UNTITLED 8 FEBRUARY 2024

 I've got plenty of time to kill in the airport, but time passed so fast that now it is 3.43 pm...by 445pm I will have to go take the 40kg luggage in the Fireflyz office as I pinjam the place there. Out of pity they keep my things so I can roam around. They thought I will go out from airport but I am just here, just do not want to sorong the trolley here and there and with the frozen prawn I have...oh Lord...I dont know how it melted there...if melted totally, will just bless them instead of taking it back to sister place. 

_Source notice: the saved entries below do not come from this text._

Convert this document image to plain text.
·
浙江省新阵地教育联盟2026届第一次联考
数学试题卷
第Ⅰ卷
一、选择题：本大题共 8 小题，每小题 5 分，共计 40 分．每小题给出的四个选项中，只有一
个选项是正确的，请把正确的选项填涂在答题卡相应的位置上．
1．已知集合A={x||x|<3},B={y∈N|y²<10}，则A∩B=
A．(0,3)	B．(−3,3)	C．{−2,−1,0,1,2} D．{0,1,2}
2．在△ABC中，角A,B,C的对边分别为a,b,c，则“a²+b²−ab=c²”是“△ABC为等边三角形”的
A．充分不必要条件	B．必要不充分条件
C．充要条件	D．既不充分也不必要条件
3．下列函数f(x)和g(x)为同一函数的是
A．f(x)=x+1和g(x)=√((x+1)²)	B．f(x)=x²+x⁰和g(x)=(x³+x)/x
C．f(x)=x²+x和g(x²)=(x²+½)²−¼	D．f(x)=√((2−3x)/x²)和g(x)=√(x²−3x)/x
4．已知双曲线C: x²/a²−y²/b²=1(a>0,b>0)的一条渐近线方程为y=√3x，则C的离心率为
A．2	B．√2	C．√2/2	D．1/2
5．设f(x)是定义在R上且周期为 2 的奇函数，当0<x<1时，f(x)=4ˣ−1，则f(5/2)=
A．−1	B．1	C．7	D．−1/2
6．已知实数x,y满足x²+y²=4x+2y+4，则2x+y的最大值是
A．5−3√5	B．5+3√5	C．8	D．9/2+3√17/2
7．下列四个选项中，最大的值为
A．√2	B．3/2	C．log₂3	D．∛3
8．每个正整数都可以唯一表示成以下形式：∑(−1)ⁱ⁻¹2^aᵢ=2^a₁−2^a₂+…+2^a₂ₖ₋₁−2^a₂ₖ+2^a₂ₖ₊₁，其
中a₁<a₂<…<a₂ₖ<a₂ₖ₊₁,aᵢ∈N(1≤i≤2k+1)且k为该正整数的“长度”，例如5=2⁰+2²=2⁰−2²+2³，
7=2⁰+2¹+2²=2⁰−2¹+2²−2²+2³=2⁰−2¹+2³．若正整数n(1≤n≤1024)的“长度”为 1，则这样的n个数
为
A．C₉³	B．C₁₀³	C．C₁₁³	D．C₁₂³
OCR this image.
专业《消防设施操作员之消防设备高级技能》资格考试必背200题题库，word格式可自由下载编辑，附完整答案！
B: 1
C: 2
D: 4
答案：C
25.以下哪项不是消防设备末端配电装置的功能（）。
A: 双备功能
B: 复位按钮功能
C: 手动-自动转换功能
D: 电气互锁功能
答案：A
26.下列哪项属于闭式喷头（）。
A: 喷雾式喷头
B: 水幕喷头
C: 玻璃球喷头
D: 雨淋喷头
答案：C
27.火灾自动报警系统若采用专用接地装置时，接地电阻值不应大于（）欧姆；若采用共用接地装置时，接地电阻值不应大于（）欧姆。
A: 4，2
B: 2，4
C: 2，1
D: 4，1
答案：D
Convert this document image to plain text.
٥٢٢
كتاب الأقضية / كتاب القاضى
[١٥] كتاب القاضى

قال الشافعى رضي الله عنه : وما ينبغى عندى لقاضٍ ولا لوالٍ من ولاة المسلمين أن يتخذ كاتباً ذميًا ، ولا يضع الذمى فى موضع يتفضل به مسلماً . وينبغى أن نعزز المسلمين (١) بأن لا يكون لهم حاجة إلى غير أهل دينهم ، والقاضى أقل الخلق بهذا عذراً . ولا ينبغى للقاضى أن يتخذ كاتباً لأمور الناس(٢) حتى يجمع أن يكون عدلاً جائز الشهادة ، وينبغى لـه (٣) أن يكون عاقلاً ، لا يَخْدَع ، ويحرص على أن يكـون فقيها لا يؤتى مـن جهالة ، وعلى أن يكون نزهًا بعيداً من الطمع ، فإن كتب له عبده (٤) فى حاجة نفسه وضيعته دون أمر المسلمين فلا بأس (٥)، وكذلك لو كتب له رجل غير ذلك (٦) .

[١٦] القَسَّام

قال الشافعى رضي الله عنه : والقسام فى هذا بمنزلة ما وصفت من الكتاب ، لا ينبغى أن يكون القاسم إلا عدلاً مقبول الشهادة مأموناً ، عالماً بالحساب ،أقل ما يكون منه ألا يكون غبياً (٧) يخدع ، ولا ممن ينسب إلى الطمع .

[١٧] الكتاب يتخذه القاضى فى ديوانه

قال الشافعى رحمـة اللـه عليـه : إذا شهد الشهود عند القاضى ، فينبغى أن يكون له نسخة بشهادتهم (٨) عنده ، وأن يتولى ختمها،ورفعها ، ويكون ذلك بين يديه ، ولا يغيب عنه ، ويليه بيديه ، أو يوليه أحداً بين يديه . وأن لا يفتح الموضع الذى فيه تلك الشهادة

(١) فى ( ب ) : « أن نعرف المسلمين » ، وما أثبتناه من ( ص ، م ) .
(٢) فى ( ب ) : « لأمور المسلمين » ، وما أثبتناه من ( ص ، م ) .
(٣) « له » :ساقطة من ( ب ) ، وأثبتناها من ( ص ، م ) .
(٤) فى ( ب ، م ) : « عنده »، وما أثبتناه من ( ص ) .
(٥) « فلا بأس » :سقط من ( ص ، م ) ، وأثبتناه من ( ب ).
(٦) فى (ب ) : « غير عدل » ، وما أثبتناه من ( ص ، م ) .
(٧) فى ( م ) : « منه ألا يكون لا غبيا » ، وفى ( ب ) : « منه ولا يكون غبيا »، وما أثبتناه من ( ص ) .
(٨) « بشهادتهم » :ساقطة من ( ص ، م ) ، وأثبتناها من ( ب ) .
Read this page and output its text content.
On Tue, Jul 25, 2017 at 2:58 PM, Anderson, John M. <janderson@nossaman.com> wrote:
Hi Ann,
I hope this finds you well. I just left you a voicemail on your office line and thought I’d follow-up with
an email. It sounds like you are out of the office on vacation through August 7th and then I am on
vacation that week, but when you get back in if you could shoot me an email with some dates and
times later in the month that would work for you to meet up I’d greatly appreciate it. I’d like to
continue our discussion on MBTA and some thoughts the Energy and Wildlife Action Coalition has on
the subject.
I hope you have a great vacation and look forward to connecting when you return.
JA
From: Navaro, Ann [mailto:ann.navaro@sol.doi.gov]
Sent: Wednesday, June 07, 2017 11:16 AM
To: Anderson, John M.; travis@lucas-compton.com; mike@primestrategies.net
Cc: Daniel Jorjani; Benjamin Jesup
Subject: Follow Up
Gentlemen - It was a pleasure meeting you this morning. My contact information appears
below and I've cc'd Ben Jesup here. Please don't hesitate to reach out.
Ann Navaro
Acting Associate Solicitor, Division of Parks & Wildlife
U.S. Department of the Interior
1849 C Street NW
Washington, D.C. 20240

I dont know why but last few months been really taxing for me. Heavy bleeding, fell down, arm pain, bla bla bla....things are moving so so fast, that sometimes I just don't know where is my time. Packing my stuff been really emotional for me. Each time I see something that reminds me of the students, I will just cry. Sometimes I am thinking to myself...the struggles this few months, is it that the Lord is not pleased with me, is there some decision that I had made that is not of the Lord ? The emotional ups and down sometimes really make me feel that...God...take me HOME!!

Today is a classic example of everything go wrong. Past 2 weeks I dont know why, it is just like I have so much of negative confession. I am feeling like the devil is laughing at me..laughing at all my mistakes, my naiveness and sometimes I wonder, like Job....curse God and die....at times there is this feeling in me....It is really a battle. I have been feeling so troubled about my car, my packing, my handover, SPM kids, menu of the day...practically everything. But in front of people, I am still the calm and still Celina, trusting and always hanging on to God. I wish I would have someone who is more mature than me and I can totally cry out so loud...and asked....where is God really? YEa....He is good to me...all on hindsight....but am I denial? The whisper of the enemy is so loud that I sometimes failed to shut him off. I stumbled and fall....all behind curtain. Lord, please help me.

Last 2 cycle of connect is about love...not with hypocrisy....honor and forgive...all these are hard to churn message yet spoke so much to heart. How many times my heart been scarred and hurt...yet I moved on...no one to be blame but myself. Yesterday I shared in connect that I have no issue with forgiveness but issue with honour...but i guess the biggest enemy is myself. I always condemn myself. Why am I always needing people to approve of what I do ? Why am I depended on how people look at me ? They dont even feed me....why cares so much? Lord, only You know what is really happening to me....I ask that Lord, give me strength to soar in this life. I have alot fear when I am in sis house....even I know many things have changed....still....where is my identity ? I have always been others helper...but when I really need help, actually I dont really know who to turn to. I guess it has to do with trust issue. I just find it hard to trust that there is a genuine friend coz so many come and go....those whom I loved, those who used to be so close to me...in the end people moved on while I am still hanging on past memories....that is my one weakness....as much possible, i will try to make connection, try to catch up and encourage ppl to love God more...but at times, when I needed motivation...it is through Him that I got it....

Yesterday my heart grief coz things in hostel, today I missed my flight, but I managed to save a soul....I pray no more other hindrance....and later when weigh luggage I wont be charged overweight...Lord please help me go through this smoothly. I commit all to You Abba! You know best...please come and heal this broken heart over and over and over again, the disappointment with men...take it away so I can soar high without the negative thoughts in me...I am battling hard....real hard...not sure it is a good time that I will be out of job....idle mind is the room for the enemy to attack! Lord keep me occupy and fruitful. Thank You Abba.....I commit my life totally in Your hand!